Datta S R, Katsov A, Hu L, Petros A, Fesik S W, Yaffe M B, Greenberg M E
Department of Neurobiology, Harvard Medical School, Boston, Massachusetts 02115, USA.
Mol Cell. 2000 Jul;6(1):41-51.
The Bcl-2 homology 3 (BH3) domain of prodeath Bcl-2 family members mediates their interaction with prosurvival Bcl-2 family members and promotes apoptosis. We report that survival factors trigger the phosphorylation of the proapoptotic Bcl-2 family member BAD at a site (Ser-155) within the BAD BH3 domain. When BAD is bound to prosurvival Bcl-2 family members, BAD Ser-155 phosphorylation requires the prior phosphorylation of Ser-136, which recruits 14-3-3 proteins that then function to increase the accessibility of Ser-155 to survival-promoting kinases. Ser-155 phosphorylation disrupts the binding of BAD to prosurvival Bcl-2 proteins and thereby promotes cell survival. These findings define a mechanism by which survival signals inactivate a proapoptotic Bcl-2 family member, and suggest a role for 14-3-3 proteins as cofactors that regulate sequential protein phosphorylation events.

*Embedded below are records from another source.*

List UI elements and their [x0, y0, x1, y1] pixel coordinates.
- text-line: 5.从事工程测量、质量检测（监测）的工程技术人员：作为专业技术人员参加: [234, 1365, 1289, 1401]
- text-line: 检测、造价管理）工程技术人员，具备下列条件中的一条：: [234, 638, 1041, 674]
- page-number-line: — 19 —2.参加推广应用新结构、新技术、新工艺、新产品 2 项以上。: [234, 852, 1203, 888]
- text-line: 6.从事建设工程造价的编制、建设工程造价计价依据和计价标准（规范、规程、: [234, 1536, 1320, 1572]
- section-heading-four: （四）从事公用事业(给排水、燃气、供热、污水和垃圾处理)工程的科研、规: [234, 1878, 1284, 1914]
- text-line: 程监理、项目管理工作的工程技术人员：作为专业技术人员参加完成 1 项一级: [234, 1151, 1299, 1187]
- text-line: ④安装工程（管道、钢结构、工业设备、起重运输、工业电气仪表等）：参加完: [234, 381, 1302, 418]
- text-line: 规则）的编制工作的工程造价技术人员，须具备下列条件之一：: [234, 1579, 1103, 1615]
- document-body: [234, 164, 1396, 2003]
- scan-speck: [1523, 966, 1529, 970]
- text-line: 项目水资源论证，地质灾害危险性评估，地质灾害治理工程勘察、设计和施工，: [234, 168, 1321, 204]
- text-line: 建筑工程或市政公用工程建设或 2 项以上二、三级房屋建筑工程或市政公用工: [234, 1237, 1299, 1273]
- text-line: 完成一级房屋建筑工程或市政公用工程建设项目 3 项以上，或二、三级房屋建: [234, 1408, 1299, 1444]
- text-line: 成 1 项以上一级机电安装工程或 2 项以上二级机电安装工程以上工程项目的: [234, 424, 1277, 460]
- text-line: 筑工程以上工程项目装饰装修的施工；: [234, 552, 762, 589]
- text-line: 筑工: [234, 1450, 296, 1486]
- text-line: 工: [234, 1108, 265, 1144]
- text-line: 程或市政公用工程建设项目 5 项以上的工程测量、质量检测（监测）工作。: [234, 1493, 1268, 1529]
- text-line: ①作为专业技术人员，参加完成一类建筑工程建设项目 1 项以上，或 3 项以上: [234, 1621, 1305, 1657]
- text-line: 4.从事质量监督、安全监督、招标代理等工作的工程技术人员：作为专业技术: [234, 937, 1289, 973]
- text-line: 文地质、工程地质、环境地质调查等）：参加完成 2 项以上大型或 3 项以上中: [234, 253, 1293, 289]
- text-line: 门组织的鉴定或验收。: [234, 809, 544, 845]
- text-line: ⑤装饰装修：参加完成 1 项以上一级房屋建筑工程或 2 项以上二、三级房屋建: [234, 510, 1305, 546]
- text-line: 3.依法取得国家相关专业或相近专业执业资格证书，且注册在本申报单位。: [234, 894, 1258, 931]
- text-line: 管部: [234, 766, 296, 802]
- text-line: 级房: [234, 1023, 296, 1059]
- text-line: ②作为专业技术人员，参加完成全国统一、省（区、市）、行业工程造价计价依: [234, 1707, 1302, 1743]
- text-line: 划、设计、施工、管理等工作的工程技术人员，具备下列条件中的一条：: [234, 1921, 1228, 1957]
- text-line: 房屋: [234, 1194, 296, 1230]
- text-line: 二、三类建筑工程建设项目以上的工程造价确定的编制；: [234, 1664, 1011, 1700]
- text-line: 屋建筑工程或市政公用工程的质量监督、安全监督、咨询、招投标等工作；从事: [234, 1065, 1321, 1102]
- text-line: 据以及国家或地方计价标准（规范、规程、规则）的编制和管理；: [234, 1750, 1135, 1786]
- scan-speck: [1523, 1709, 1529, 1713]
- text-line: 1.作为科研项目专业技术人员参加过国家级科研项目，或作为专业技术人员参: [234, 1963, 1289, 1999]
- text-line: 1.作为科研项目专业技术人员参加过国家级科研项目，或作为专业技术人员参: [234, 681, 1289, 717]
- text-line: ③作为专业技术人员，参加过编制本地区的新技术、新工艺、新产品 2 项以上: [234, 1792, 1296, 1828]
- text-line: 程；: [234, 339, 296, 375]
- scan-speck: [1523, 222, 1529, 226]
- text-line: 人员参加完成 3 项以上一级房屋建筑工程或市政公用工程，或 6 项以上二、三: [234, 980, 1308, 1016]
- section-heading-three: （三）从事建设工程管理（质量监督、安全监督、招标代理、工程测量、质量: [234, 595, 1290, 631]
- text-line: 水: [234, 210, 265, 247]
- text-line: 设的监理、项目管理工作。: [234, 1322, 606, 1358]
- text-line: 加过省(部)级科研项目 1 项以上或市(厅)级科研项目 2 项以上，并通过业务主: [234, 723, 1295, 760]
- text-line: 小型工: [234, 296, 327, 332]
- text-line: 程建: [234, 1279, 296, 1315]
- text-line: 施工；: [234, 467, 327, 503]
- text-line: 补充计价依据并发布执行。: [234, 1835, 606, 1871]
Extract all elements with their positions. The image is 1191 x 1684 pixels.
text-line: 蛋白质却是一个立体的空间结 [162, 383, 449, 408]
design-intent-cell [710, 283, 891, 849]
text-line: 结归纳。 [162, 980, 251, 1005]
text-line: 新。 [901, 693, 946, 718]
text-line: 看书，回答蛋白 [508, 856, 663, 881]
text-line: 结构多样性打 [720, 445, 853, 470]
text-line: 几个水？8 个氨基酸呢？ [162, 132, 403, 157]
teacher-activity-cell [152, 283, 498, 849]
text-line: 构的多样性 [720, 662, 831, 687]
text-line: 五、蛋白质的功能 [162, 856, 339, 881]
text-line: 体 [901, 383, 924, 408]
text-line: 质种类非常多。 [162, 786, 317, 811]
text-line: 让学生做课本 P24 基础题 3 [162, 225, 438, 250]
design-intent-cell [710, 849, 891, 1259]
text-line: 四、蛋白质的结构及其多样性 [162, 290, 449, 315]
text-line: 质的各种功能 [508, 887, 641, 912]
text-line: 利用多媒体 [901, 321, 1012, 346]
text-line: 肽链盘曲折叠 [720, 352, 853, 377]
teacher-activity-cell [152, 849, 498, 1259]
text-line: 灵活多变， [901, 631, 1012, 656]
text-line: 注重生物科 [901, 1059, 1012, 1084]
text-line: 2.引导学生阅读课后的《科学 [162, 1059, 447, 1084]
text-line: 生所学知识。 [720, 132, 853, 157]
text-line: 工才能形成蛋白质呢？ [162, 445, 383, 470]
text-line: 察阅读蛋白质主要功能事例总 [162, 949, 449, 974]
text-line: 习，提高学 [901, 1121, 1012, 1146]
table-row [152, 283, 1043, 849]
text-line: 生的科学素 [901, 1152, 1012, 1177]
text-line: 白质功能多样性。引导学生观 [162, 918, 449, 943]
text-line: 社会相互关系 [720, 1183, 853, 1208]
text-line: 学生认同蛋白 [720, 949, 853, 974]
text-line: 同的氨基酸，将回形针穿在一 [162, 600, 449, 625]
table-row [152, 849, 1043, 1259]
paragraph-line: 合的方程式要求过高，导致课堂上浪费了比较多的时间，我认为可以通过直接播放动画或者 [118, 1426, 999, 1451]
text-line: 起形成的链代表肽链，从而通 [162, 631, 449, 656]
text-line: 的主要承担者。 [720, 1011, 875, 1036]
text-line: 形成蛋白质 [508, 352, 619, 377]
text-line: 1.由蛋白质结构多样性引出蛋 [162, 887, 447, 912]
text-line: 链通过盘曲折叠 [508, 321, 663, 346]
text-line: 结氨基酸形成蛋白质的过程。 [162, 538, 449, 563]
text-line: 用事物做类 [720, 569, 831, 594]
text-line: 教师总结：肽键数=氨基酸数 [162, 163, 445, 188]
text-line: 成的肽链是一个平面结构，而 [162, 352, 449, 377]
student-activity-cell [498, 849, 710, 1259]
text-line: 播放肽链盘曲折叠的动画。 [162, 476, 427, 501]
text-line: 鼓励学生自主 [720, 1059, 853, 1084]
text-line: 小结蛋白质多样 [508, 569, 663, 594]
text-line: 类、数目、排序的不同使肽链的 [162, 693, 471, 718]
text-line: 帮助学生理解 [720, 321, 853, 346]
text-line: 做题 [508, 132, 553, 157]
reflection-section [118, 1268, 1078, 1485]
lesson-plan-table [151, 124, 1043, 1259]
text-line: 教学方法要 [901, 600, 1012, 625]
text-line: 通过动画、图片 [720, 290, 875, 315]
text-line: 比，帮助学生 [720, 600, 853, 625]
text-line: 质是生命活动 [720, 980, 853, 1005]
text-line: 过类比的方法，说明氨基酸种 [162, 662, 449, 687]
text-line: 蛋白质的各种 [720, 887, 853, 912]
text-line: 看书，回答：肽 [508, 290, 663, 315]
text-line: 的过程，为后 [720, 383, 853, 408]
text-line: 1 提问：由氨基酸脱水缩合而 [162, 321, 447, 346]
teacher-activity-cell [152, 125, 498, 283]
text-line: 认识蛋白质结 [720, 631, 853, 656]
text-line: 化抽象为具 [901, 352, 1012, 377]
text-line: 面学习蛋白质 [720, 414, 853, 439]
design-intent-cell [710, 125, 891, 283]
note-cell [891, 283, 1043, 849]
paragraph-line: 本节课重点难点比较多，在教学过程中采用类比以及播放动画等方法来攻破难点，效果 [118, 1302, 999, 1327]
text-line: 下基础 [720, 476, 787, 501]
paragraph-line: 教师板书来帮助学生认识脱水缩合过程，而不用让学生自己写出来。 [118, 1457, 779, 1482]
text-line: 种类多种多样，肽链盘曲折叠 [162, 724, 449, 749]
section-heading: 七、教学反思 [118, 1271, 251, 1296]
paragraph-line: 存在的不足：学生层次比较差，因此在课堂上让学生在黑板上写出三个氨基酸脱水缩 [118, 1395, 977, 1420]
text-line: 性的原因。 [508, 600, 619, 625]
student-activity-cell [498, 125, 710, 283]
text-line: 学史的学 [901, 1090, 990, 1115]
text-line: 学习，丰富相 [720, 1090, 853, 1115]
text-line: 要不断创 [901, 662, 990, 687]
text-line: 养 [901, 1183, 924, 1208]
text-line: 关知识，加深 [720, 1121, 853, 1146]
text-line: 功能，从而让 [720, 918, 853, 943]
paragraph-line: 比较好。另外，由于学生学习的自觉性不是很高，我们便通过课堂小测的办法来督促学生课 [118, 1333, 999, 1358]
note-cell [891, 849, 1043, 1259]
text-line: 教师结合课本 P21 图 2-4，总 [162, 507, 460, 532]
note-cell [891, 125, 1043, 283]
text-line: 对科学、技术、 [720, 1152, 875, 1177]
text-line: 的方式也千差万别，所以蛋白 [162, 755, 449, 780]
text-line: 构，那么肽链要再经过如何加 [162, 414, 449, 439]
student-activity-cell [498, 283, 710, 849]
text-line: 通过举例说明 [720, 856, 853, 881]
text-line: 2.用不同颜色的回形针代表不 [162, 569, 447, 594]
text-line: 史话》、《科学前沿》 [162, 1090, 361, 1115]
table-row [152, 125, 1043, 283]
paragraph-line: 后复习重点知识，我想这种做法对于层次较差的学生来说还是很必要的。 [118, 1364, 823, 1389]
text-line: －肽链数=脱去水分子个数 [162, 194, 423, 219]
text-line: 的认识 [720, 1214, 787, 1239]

促凋亡Bcl-2家族成员的Bcl-2同源结构域3(BH3)介导其与抗凋亡Bcl-2家族成员的相互作用并促进细胞凋亡。我们报告称,生存因子可触发促凋亡Bcl-2家族成员BAD在BAD BH3结构域内的一个位点(Ser-155)发生磷酸化。当BAD与抗凋亡Bcl-2家族成员结合时,BAD Ser-155的磷酸化需要Ser-136先发生磷酸化,Ser-136的磷酸化会募集14-3-3蛋白,这些蛋白随后发挥作用,增加Ser-155对促进生存激酶的可及性。Ser-155的磷酸化会破坏BAD与抗凋亡Bcl-2蛋白的结合,从而促进细胞存活。这些发现确定了一种生存信号使促凋亡Bcl-2家族成员失活的机制,并提示14-3-3蛋白作为辅助因子在调节连续蛋白磷酸化事件中发挥作用。